Estradiol can protect the brain from a variety of insults by activating membrane-initiated signaling pathways, and thereby modulate gene expression and lead to functional changes in neurons. These direct neuronal effects of the
hormone have been well documented; however, it is less understood what effects
estradiol may have on nonneuronal cells of the central nervous system. There is evidence that
estradiol levels can induce the release of glial-derived
growth factors and other
cytokines, suggesting that
estradiol may both directly and indirectly protect neurons. To determine whether 17beta-estradiol (E2) can activate rapid signaling and modulate nonclassical transcription in astrocytes, we stably transfected the C6 rat
glioblastoma cell line with human
estrogen receptor (ER) alpha (C6ERalpha) or rat
ERbeta (C6ERbeta).
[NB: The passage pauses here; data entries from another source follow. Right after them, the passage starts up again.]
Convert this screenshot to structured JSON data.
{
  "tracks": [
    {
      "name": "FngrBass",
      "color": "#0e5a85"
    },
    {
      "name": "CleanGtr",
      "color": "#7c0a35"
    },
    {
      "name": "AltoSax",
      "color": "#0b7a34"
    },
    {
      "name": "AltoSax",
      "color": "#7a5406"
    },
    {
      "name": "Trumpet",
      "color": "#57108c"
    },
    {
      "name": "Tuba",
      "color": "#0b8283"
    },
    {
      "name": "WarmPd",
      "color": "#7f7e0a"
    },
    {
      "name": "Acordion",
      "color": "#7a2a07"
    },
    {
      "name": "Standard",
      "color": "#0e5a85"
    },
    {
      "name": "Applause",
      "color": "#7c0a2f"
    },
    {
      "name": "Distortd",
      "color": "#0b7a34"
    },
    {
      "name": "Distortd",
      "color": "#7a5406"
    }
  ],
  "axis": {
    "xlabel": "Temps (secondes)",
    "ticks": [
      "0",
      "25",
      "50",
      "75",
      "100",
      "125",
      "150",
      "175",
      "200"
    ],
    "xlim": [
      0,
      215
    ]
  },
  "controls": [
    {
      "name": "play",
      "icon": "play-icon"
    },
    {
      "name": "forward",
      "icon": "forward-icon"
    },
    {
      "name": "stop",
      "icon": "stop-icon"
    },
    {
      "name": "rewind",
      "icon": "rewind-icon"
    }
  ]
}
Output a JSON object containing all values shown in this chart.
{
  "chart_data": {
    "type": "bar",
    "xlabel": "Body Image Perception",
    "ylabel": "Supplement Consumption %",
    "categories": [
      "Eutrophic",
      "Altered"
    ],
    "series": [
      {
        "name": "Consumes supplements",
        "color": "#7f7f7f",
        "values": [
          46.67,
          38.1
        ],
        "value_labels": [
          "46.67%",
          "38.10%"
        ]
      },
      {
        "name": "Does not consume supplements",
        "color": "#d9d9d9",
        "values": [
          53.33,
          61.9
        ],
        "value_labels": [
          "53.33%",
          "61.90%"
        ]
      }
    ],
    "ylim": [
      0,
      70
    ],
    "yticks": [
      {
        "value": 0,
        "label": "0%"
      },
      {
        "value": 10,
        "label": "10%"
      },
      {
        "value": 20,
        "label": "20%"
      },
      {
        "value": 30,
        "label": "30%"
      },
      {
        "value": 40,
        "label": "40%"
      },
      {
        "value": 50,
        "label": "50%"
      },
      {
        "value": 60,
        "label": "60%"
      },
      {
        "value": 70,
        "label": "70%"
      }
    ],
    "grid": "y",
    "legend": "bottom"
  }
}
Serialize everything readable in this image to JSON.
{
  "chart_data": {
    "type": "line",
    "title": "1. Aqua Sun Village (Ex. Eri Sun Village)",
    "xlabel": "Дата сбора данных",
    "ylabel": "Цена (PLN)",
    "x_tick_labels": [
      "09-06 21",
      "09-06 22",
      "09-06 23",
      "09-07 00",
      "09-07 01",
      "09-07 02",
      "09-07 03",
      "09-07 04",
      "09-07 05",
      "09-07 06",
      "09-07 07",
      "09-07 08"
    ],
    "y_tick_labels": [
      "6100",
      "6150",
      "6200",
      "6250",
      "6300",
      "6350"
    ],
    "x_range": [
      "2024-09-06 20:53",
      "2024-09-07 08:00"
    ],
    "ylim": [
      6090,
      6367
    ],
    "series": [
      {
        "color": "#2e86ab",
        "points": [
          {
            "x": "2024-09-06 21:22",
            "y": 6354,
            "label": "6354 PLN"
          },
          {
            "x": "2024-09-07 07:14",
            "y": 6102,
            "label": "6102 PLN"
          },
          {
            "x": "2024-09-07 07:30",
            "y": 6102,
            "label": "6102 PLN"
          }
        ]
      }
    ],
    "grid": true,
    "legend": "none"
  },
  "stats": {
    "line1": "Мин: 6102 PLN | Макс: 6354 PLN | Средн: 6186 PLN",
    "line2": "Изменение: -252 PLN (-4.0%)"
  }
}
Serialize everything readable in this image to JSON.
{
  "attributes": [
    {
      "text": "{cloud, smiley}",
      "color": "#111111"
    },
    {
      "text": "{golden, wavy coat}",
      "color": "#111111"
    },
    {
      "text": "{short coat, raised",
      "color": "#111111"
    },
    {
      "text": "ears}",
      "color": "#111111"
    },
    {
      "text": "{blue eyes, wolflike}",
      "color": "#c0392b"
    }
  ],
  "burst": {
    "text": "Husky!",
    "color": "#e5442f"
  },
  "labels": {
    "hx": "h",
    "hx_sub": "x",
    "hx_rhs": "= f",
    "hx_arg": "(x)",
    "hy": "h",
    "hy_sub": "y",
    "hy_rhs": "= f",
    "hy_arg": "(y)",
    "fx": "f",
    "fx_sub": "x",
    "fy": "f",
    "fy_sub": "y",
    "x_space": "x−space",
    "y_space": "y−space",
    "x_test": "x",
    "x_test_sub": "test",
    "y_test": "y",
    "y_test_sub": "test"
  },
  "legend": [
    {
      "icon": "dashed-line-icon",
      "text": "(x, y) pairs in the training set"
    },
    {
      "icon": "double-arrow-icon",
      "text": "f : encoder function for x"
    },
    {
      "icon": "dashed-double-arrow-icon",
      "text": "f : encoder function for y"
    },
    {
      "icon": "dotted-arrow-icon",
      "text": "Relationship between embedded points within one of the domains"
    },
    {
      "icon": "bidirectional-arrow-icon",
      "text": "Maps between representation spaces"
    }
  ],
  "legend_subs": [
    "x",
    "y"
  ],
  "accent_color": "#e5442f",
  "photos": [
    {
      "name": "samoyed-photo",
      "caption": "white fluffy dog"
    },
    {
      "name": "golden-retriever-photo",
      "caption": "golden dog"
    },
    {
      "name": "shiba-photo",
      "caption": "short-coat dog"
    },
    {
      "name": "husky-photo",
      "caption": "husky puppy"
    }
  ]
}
Introduction of a cAMP response element-
luciferase reporter gene into C6, C6ERalpha, and C6ERbeta cells leads to the observation that E2 treatment reduced
isoproterenol-stimulated
luciferase activity by 35% in C6ERalpha but had no effect on reporter gene expression in C6ERbeta or untransfected C6 cells. A similar effect was seen with a membrane-impermeable
estrogen (E2-BSA), suggesting the modulation of nonclassical transcription by
estradiol treatment is mediated by the activation of a membrane-initiated signaling pathway. Furthermore, pretreatment with
wortmannin (phosphatidylinsositol 3-kinase) or
U73122 (
phospholipase C) attenuated the E2-induced reduction in nonclassical transcription. We conclude that E2 treatment reduces cAMP response element-mediated transcription in
glioma cells expressing
ERalpha and that this reduction is dependent on the activation of membrane-initiated signaling. These findings suggest a novel model of
estrogen rapid signaling in astrocytes that leads to modulation of nonclassical transcription.